Still when it comes to greatest players in Lakers franchise history it’s incredibly difficult to choose. The only easy answer though is that Kobe isn’t the greatest in franchise history. Here’s why.
Johnson is considered by many as the greatest point guard of all-time. For his career he averaged 19.5 points per game, 11.2 asssists, 7.2 rebounds and 1.9 steals. One of his most signature moments was as a rookie. He volunteered to start at center for the injured Kareem Abdul-Jabbar in game six of the NBA Finals and finished with 42 points, 15 rebounds, seven assists, and three steals.
In franchise history he ranks first in assists, first in assists per game, first in triple-doubles, second in steals, second in steals per game, fourth in total rebounds, fifth in points, and ninth in points per game.

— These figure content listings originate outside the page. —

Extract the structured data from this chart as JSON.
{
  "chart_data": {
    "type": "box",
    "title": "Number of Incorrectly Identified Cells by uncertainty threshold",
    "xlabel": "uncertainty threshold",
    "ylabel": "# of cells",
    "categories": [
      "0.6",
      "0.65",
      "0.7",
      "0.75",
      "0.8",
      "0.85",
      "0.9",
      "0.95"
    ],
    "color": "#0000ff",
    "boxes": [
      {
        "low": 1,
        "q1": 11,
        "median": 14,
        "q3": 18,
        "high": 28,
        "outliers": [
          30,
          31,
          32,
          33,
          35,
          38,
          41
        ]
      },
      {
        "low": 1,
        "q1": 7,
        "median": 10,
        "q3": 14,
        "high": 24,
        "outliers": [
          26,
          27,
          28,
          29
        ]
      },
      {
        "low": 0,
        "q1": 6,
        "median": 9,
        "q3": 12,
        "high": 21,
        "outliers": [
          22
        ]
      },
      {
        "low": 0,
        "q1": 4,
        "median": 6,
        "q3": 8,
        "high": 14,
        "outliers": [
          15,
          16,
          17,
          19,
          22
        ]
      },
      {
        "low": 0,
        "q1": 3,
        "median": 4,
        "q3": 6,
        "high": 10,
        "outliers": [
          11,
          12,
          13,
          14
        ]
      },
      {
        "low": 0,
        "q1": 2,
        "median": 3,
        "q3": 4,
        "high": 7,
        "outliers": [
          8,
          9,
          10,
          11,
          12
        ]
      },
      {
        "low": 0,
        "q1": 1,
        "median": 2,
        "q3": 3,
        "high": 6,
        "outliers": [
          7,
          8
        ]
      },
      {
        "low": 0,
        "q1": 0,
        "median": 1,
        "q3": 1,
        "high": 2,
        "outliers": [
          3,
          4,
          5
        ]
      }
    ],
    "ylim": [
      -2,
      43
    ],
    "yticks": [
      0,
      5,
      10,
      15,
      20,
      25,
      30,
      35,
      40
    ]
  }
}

Then there’s Abdul-Jabbar. He ended his career as the NBA’s all-time leading scorer with 38,387 and won five championships with the Lakers. Though he spent his first six seasons with the Milwaukee Bucks, he ranks first in blocks, second in total rebounds, third in points, third in blocks per game, fifth in field goal percentage, sixth in assists, and sixth in triple-doubles in Lakers history.
Abdul-Jabbar’s sky-hook is quite possibly one of the most iconic moves in NBA history. He’s also considered by many as the second greatest center in NBA history.

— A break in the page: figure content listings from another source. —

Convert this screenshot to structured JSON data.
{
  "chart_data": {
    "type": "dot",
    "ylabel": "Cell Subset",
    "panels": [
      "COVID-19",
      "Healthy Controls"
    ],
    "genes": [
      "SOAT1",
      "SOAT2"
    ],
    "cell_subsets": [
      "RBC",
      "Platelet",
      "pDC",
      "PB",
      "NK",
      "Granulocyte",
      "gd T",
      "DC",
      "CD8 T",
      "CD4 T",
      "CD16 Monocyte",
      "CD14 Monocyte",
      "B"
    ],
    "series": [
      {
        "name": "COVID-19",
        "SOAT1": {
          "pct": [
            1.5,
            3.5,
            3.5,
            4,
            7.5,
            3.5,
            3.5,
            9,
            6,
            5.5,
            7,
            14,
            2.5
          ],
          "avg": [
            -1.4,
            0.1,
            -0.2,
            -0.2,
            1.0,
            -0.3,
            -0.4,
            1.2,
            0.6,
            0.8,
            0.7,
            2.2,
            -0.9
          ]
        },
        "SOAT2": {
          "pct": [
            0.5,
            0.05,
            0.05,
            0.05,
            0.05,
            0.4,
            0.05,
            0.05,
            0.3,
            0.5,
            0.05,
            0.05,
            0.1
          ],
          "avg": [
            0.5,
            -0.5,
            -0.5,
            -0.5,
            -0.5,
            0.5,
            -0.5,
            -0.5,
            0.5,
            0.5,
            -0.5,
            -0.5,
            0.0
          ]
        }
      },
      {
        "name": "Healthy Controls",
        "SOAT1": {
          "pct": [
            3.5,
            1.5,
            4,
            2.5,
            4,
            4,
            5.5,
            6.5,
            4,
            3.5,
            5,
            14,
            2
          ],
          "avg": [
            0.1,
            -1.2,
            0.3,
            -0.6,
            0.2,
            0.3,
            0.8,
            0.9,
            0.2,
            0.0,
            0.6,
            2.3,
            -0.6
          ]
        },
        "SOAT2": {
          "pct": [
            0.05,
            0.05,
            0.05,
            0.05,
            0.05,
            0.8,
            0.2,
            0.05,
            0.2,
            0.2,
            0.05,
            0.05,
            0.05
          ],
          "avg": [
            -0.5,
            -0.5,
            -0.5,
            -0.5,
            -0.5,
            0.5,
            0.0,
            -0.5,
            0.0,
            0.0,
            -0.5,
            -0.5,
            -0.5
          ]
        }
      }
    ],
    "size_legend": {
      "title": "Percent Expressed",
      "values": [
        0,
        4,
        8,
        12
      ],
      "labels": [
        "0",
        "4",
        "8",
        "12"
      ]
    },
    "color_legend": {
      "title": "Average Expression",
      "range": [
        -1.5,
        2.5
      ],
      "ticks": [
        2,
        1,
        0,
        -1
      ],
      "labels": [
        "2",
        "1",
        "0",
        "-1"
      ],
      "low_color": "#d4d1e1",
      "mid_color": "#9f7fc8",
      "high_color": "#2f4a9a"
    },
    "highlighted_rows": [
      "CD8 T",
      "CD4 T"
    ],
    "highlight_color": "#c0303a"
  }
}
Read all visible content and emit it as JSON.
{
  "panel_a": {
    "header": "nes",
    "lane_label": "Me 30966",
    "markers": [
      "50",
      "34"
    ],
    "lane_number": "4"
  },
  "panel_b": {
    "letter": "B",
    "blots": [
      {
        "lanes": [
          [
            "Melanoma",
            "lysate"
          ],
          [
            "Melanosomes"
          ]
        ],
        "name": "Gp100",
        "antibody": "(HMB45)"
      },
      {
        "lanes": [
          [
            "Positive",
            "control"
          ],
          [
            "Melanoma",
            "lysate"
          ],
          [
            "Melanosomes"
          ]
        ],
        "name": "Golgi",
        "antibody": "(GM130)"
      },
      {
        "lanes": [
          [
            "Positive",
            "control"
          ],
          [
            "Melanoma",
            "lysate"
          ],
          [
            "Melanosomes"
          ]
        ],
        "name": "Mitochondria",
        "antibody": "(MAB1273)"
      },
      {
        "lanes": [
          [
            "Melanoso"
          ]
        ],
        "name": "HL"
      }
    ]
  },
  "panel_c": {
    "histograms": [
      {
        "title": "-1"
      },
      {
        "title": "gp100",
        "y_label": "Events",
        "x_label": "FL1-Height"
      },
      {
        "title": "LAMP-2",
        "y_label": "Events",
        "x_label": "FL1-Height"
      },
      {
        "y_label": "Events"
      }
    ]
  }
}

Now what center is better than Abdul-Jabbar? The answer is Wilt Chamberlain who played for five seasons with the Lakers at the end of his career. Even in the limited amount of games played with the franchise he still ranks first in rebounds per game and fifth in total rebounds.
Which doesn’t put him ahead of Kobe. Chamberlain did his most damage in a Philadelphia Warriors and San Francisco Warriors uniform.
Sticking with the center theme Shaquille O’Neal is next up and he played eight seasons in Los Angeles. He was the most important piece of three championship teams. In his time with the franchise he averaged 27 points, 11.8 rebounds, 3.1 assists, and 2.5 blocks.
In franchise history he ranks second in blocks, second in points per game, fourth in field goal percentage, sixth in total rebounds, and seventh in points.
Jerry West is the NBA’s logo. He was efficient for a guard and played his entire career with the Lakers and averaged 27 points, 6.7 assists and 5.8 rebounds. His best season arguably came in 1971-1972 when he averaged 25.8 points, 9.7 assists and 4.2 rebounds.
Also he had four seasons in which he averaged over 30 points per game. In franchise history he ranks second in points, third in points per game, third in assists, fifth in assists per game, fifth in triple-doubles and 10th in total rebounds.
Quite possibly the most overlooked and underappreciated Laker of all-time is Elgin Baylor. His best season came in 1960-1961 when he averaged 34.8 points, 19.8 rebounds, and 5.1 asssists. Career wise he averaged 27.4 points, 13.5 rebounds and 4.3 assists.
He ranks first in points per game, first in total rebounds, second in rebounds per game, second in triple-doubles, seventh in assists, and 10th in assists per game.
Now it’s time to look at Bryant. He won three titles with O’Neal and then there was a well publicized falling out between the two with Shaq leaving. So what did Bryant do without him? He had the highest scoring averages of his career. Yet the Lakers didn’t find much success in the playoffs.
Also during this time he demanded a trade as well and nearly got dealt to the Chicago Bulls. Eventually the Lakers found Kobe help by acquiring Pau Gasol resulting in two championships and a finals loss.
For Kobe his best season came in 2002-2003 when he averaged 30 points, 6.9 rebounds, 5.9 assists and 2.2 steals. Career wise he averaged 25 points, 5.2 rebounds, 4.7 assists and 1.4 steals. In franchise history he ranks first in points, second in assists, third in total rebounds, fourth in triple-doubles, fifth in points per game, eighth in assists per game, and ninth in steals per game.
There is no question that Kobe belongs when discussing the greatest Laker of all-time. Still Johnson, Abdul-Jabbar, O’Neal, West, and Baylor are ahead of him.